In this article, the authors propose a novel approach to controlling the density of autonomous swarms while ensuring safety constraints are met. The proposed method is based on decentralized probability theory and leverages the strengths of both centralized and decentralized control methods. By exploiting the properties of Gaussian distributions, the algorithm can efficiently compute the optimal policy for each agent in the swarm, taking into account the desired density distribution and safety constraints.
To begin with, the authors introduce the concept of a Gaussian mixture model (GMM), which is used to represent the state distribution of the swarm. They then propose an optimization problem that enables agents to adjust their positions to achieve a target density while respecting safety constraints. This problem is formulated as a quadratic program, which can be solved efficiently using numerical optimization techniques.
The key insight behind this method is the use of decentralized probability theory to approximate the posterior distribution of each agent’s state given the measurements of its neighboring agents. By leveraging the Gaussian properties of this approximation, the algorithm can efficiently compute the optimal policy for each agent without requiring complex centralized computations.

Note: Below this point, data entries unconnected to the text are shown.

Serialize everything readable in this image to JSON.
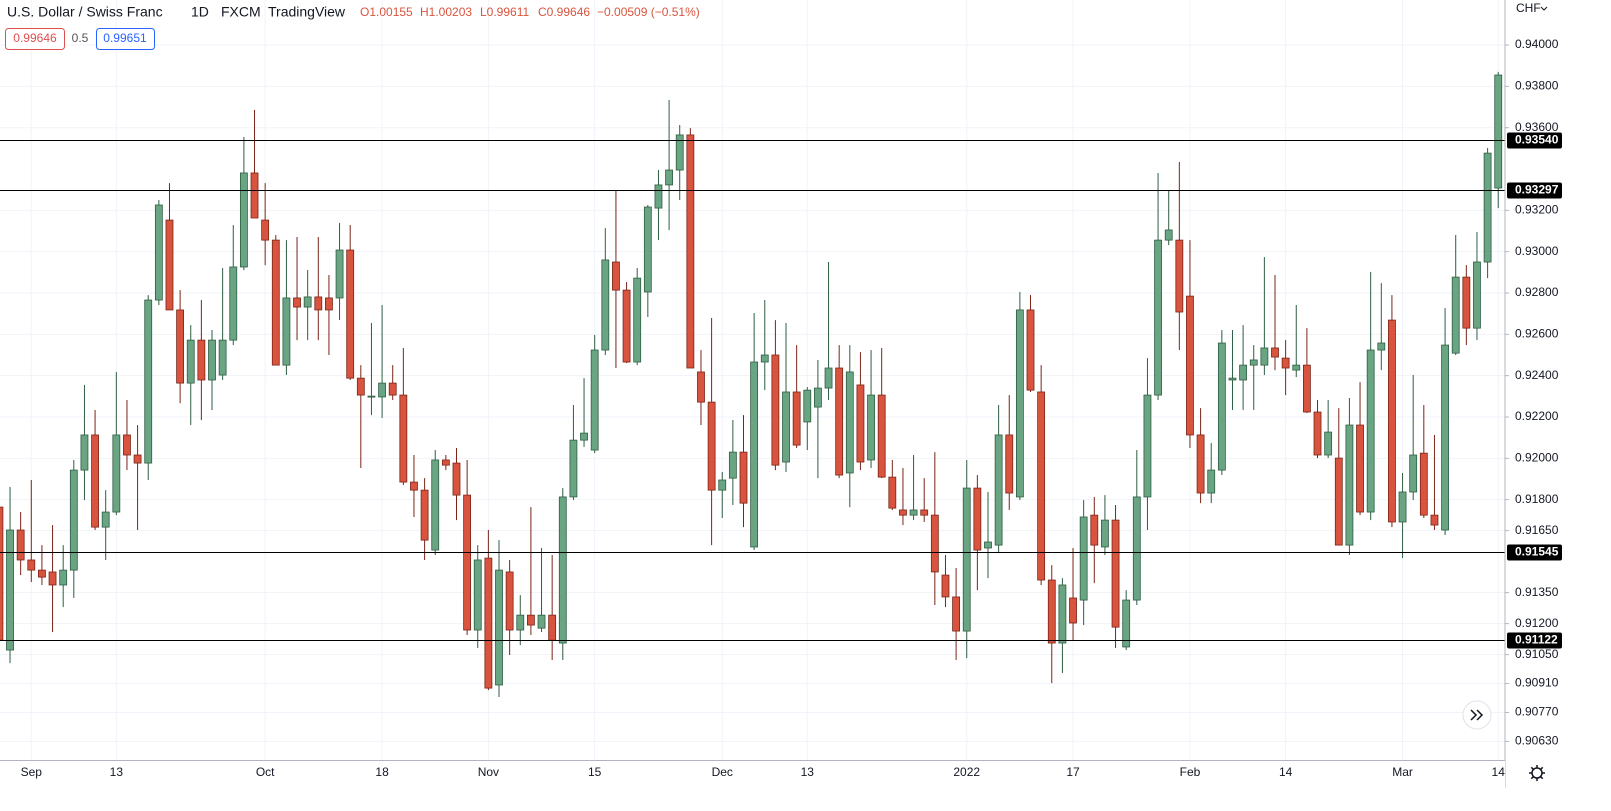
{
  "header": {
    "symbol": "U.S. Dollar / Swiss Franc",
    "interval": "1D",
    "source": "FXCM",
    "platform": "TradingView",
    "ohlc": [
      "O1.00155",
      "H1.00203",
      "L0.99611",
      "C0.99646"
    ],
    "change": "−0.00509 (−0.51%)",
    "bid": "0.99646",
    "spread": "0.5",
    "ask": "0.99651"
  },
  "chart_data": {
    "type": "candlestick",
    "y_label": "CHF",
    "grid": true,
    "up_color": "#6aa583",
    "down_color": "#d9543e",
    "up_border": "#2e5e43",
    "down_border": "#7a2417",
    "ylim": [
      0.9054,
      0.94218
    ],
    "yticks": [
      {
        "value": 0.94,
        "label": "0.94000"
      },
      {
        "value": 0.938,
        "label": "0.93800"
      },
      {
        "value": 0.936,
        "label": "0.93600"
      },
      {
        "value": 0.932,
        "label": "0.93200"
      },
      {
        "value": 0.93,
        "label": "0.93000"
      },
      {
        "value": 0.928,
        "label": "0.92800"
      },
      {
        "value": 0.926,
        "label": "0.92600"
      },
      {
        "value": 0.924,
        "label": "0.92400"
      },
      {
        "value": 0.922,
        "label": "0.92200"
      },
      {
        "value": 0.92,
        "label": "0.92000"
      },
      {
        "value": 0.918,
        "label": "0.91800"
      },
      {
        "value": 0.9165,
        "label": "0.91650"
      },
      {
        "value": 0.9135,
        "label": "0.91350"
      },
      {
        "value": 0.912,
        "label": "0.91200"
      },
      {
        "value": 0.9105,
        "label": "0.91050"
      },
      {
        "value": 0.9091,
        "label": "0.90910"
      },
      {
        "value": 0.9077,
        "label": "0.90770"
      },
      {
        "value": 0.9063,
        "label": "0.90630"
      }
    ],
    "hlines": [
      {
        "value": 0.9354,
        "label": "0.93540"
      },
      {
        "value": 0.93297,
        "label": "0.93297"
      },
      {
        "value": 0.91545,
        "label": "0.91545"
      },
      {
        "value": 0.91122,
        "label": "0.91122"
      }
    ],
    "categories": [
      null,
      null,
      null,
      "Sep",
      null,
      null,
      null,
      null,
      null,
      null,
      null,
      "13",
      null,
      null,
      null,
      null,
      null,
      null,
      null,
      null,
      null,
      null,
      null,
      null,
      null,
      "Oct",
      null,
      null,
      null,
      null,
      null,
      null,
      null,
      null,
      null,
      null,
      "18",
      null,
      null,
      null,
      null,
      null,
      null,
      null,
      null,
      null,
      "Nov",
      null,
      null,
      null,
      null,
      null,
      null,
      null,
      null,
      null,
      "15",
      null,
      null,
      null,
      null,
      null,
      null,
      null,
      null,
      null,
      null,
      null,
      "Dec",
      null,
      null,
      null,
      null,
      null,
      null,
      null,
      "13",
      null,
      null,
      null,
      null,
      null,
      null,
      null,
      null,
      null,
      null,
      null,
      null,
      null,
      null,
      "2022",
      null,
      null,
      null,
      null,
      null,
      null,
      null,
      null,
      null,
      "17",
      null,
      null,
      null,
      null,
      null,
      null,
      null,
      null,
      null,
      null,
      "Feb",
      null,
      null,
      null,
      null,
      null,
      null,
      null,
      null,
      "14",
      null,
      null,
      null,
      null,
      null,
      null,
      null,
      null,
      null,
      null,
      "Mar",
      null,
      null,
      null,
      null,
      null,
      null,
      null,
      null,
      "14"
    ],
    "open": [
      0.91764,
      0.91072,
      0.91653,
      0.91508,
      0.91459,
      0.9145,
      0.91387,
      0.91459,
      0.91943,
      0.92113,
      0.91667,
      0.9174,
      0.92113,
      0.92016,
      0.91977,
      0.92766,
      0.93153,
      0.92718,
      0.92364,
      0.92572,
      0.92379,
      0.92403,
      0.92572,
      0.92926,
      0.93381,
      0.93153,
      0.93056,
      0.92451,
      0.92776,
      0.92732,
      0.92781,
      0.92776,
      0.92776,
      0.93008,
      0.92388,
      0.92297,
      0.92297,
      0.92364,
      0.92306,
      0.91885,
      0.91846,
      0.91556,
      0.91992,
      0.91977,
      0.91822,
      0.91169,
      0.91517,
      0.90903,
      0.9145,
      0.91169,
      0.91241,
      0.91178,
      0.91241,
      0.91106,
      0.91813,
      0.92088,
      0.9204,
      0.92524,
      0.9295,
      0.92814,
      0.92466,
      0.92805,
      0.93211,
      0.93323,
      0.93395,
      0.93565,
      0.92418,
      0.92272,
      0.91846,
      0.91904,
      0.9203,
      0.91571,
      0.92466,
      0.925,
      0.91982,
      0.92321,
      0.92176,
      0.92248,
      0.9234,
      0.92437,
      0.91929,
      0.92355,
      0.91992,
      0.92306,
      0.91909,
      0.9175,
      0.91725,
      0.9175,
      0.91725,
      0.91435,
      0.91329,
      0.91164,
      0.91856,
      0.91566,
      0.9158,
      0.92113,
      0.91813,
      0.92718,
      0.92321,
      0.91411,
      0.91106,
      0.91324,
      0.91314,
      0.91725,
      0.91571,
      0.91701,
      0.91087,
      0.91314,
      0.91813,
      0.92306,
      0.93056,
      0.93056,
      0.92785,
      0.92113,
      0.91832,
      0.91943,
      0.92379,
      0.92379,
      0.92451,
      0.92451,
      0.92534,
      0.92485,
      0.92427,
      0.92451,
      0.92224,
      0.92016,
      0.92001,
      0.9158,
      0.92161,
      0.9174,
      0.92524,
      0.92669,
      0.91692,
      0.91837,
      0.92025,
      0.91725,
      0.91653,
      0.92509,
      0.92877,
      0.9263,
      0.9295,
      0.93308
    ],
    "high": [
      0.91861,
      0.91861,
      0.9174,
      0.91895,
      0.9158,
      0.91677,
      0.9158,
      0.91992,
      0.92355,
      0.92234,
      0.91846,
      0.92418,
      0.92282,
      0.92161,
      0.9279,
      0.9325,
      0.93332,
      0.92814,
      0.92645,
      0.92766,
      0.92621,
      0.92921,
      0.93129,
      0.93555,
      0.93686,
      0.93332,
      0.93081,
      0.93056,
      0.93071,
      0.92911,
      0.93071,
      0.92887,
      0.93139,
      0.93129,
      0.92451,
      0.92655,
      0.92742,
      0.92451,
      0.92534,
      0.92016,
      0.91904,
      0.9204,
      0.92016,
      0.9205,
      0.91992,
      0.9158,
      0.91653,
      0.91604,
      0.91508,
      0.91338,
      0.91764,
      0.91566,
      0.91532,
      0.91856,
      0.92258,
      0.92388,
      0.92597,
      0.93114,
      0.93298,
      0.92853,
      0.92921,
      0.93226,
      0.93395,
      0.93734,
      0.93613,
      0.93598,
      0.92524,
      0.92679,
      0.91934,
      0.92185,
      0.92209,
      0.92703,
      0.92766,
      0.92669,
      0.92655,
      0.92548,
      0.92345,
      0.92476,
      0.9295,
      0.92548,
      0.92548,
      0.92514,
      0.92524,
      0.92534,
      0.91992,
      0.91953,
      0.92016,
      0.91904,
      0.9203,
      0.91532,
      0.91469,
      0.91992,
      0.91919,
      0.91837,
      0.92258,
      0.92306,
      0.92805,
      0.9279,
      0.92451,
      0.91483,
      0.9142,
      0.91566,
      0.91798,
      0.91813,
      0.91822,
      0.91774,
      0.91362,
      0.9204,
      0.92485,
      0.93381,
      0.93298,
      0.93434,
      0.93056,
      0.92243,
      0.92074,
      0.92621,
      0.92621,
      0.92645,
      0.92548,
      0.92974,
      0.92887,
      0.92572,
      0.92742,
      0.9263,
      0.92282,
      0.92282,
      0.92243,
      0.92292,
      0.92369,
      0.92902,
      0.92848,
      0.9279,
      0.91929,
      0.92403,
      0.92258,
      0.92113,
      0.92727,
      0.93081,
      0.92935,
      0.93095,
      0.93502,
      0.9387
    ],
    "low": [
      0.91096,
      0.91009,
      0.91435,
      0.91401,
      0.91387,
      0.91159,
      0.9128,
      0.91324,
      0.91798,
      0.91653,
      0.91508,
      0.91725,
      0.91943,
      0.91653,
      0.91895,
      0.92742,
      0.92718,
      0.92267,
      0.92161,
      0.92185,
      0.92234,
      0.92379,
      0.92548,
      0.92911,
      0.93163,
      0.92935,
      0.92451,
      0.92403,
      0.92572,
      0.92572,
      0.92572,
      0.925,
      0.92669,
      0.92379,
      0.91953,
      0.92209,
      0.92195,
      0.92282,
      0.91871,
      0.91716,
      0.91508,
      0.91532,
      0.91943,
      0.91701,
      0.91145,
      0.91082,
      0.90878,
      0.90845,
      0.91048,
      0.91096,
      0.91145,
      0.91159,
      0.91024,
      0.91024,
      0.91798,
      0.92055,
      0.92025,
      0.925,
      0.92437,
      0.92461,
      0.92451,
      0.92684,
      0.93056,
      0.93105,
      0.9325,
      0.92437,
      0.92161,
      0.9158,
      0.91711,
      0.91774,
      0.91667,
      0.91556,
      0.9233,
      0.91943,
      0.91934,
      0.9205,
      0.9204,
      0.91904,
      0.92282,
      0.91904,
      0.91764,
      0.91943,
      0.91953,
      0.91904,
      0.9175,
      0.91677,
      0.91701,
      0.91692,
      0.9129,
      0.9128,
      0.91024,
      0.91033,
      0.91362,
      0.9142,
      0.91541,
      0.9175,
      0.91798,
      0.92321,
      0.91387,
      0.90912,
      0.90961,
      0.9112,
      0.91193,
      0.91396,
      0.91532,
      0.91082,
      0.91072,
      0.9129,
      0.91653,
      0.92282,
      0.93032,
      0.92524,
      0.9205,
      0.91783,
      0.91783,
      0.91919,
      0.92234,
      0.92234,
      0.92234,
      0.92403,
      0.92427,
      0.92306,
      0.92393,
      0.92219,
      0.92001,
      0.92001,
      0.9158,
      0.91532,
      0.91725,
      0.91701,
      0.92427,
      0.91667,
      0.91517,
      0.91798,
      0.91711,
      0.91653,
      0.91629,
      0.925,
      0.92548,
      0.92572,
      0.92872,
      0.93211
    ],
    "close": [
      0.9112,
      0.91653,
      0.91508,
      0.91459,
      0.91425,
      0.91387,
      0.91459,
      0.91943,
      0.92113,
      0.91667,
      0.9174,
      0.92113,
      0.92016,
      0.91977,
      0.92766,
      0.93226,
      0.92718,
      0.92364,
      0.92572,
      0.92379,
      0.92572,
      0.92572,
      0.92926,
      0.93381,
      0.93163,
      0.93056,
      0.92451,
      0.92776,
      0.92732,
      0.92781,
      0.92718,
      0.92718,
      0.93008,
      0.92388,
      0.92306,
      0.92301,
      0.92364,
      0.92306,
      0.91885,
      0.91846,
      0.91604,
      0.91992,
      0.91967,
      0.91822,
      0.91169,
      0.91508,
      0.90888,
      0.91459,
      0.91169,
      0.91241,
      0.91193,
      0.91241,
      0.9112,
      0.91813,
      0.92088,
      0.92122,
      0.92524,
      0.9296,
      0.92814,
      0.92466,
      0.92872,
      0.93216,
      0.93323,
      0.93395,
      0.93565,
      0.92437,
      0.92272,
      0.91846,
      0.91895,
      0.9203,
      0.91783,
      0.92466,
      0.925,
      0.91967,
      0.92321,
      0.92064,
      0.9233,
      0.9234,
      0.92437,
      0.91919,
      0.92418,
      0.91982,
      0.92306,
      0.91909,
      0.91759,
      0.91725,
      0.9175,
      0.91725,
      0.9145,
      0.91329,
      0.91164,
      0.91856,
      0.91556,
      0.91595,
      0.92113,
      0.91832,
      0.92718,
      0.9233,
      0.91411,
      0.91106,
      0.91387,
      0.91203,
      0.91716,
      0.9158,
      0.91701,
      0.91183,
      0.91314,
      0.91813,
      0.92306,
      0.93056,
      0.93105,
      0.92708,
      0.92113,
      0.91832,
      0.91943,
      0.92558,
      0.92388,
      0.92451,
      0.92476,
      0.92534,
      0.9249,
      0.92437,
      0.92451,
      0.92224,
      0.92016,
      0.92127,
      0.9158,
      0.92161,
      0.9174,
      0.92524,
      0.92558,
      0.91692,
      0.91837,
      0.92016,
      0.91725,
      0.91677,
      0.92548,
      0.92877,
      0.9263,
      0.9295,
      0.93477,
      0.93855
    ]
  }
}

The authors illustrate the effectiveness of their approach through simulations of a swarm of autonomous drones navigating in a 2D space while avoiding collisions with obstacles. The results show that the proposed method can achieve accurate density control while ensuring safety, outperforming existing centralized and decentralized approaches in terms of computational efficiency and scalability.
In conclusion, this article presents a novel approach to controlling the density of autonomous swarms while ensuring safety constraints are met. By leveraging decentralized probability theory and exploiting the properties of Gaussian distributions, the proposed method can efficiently compute the optimal policy for each agent in the swarm, making it an attractive choice for applications where scalability is a key concern.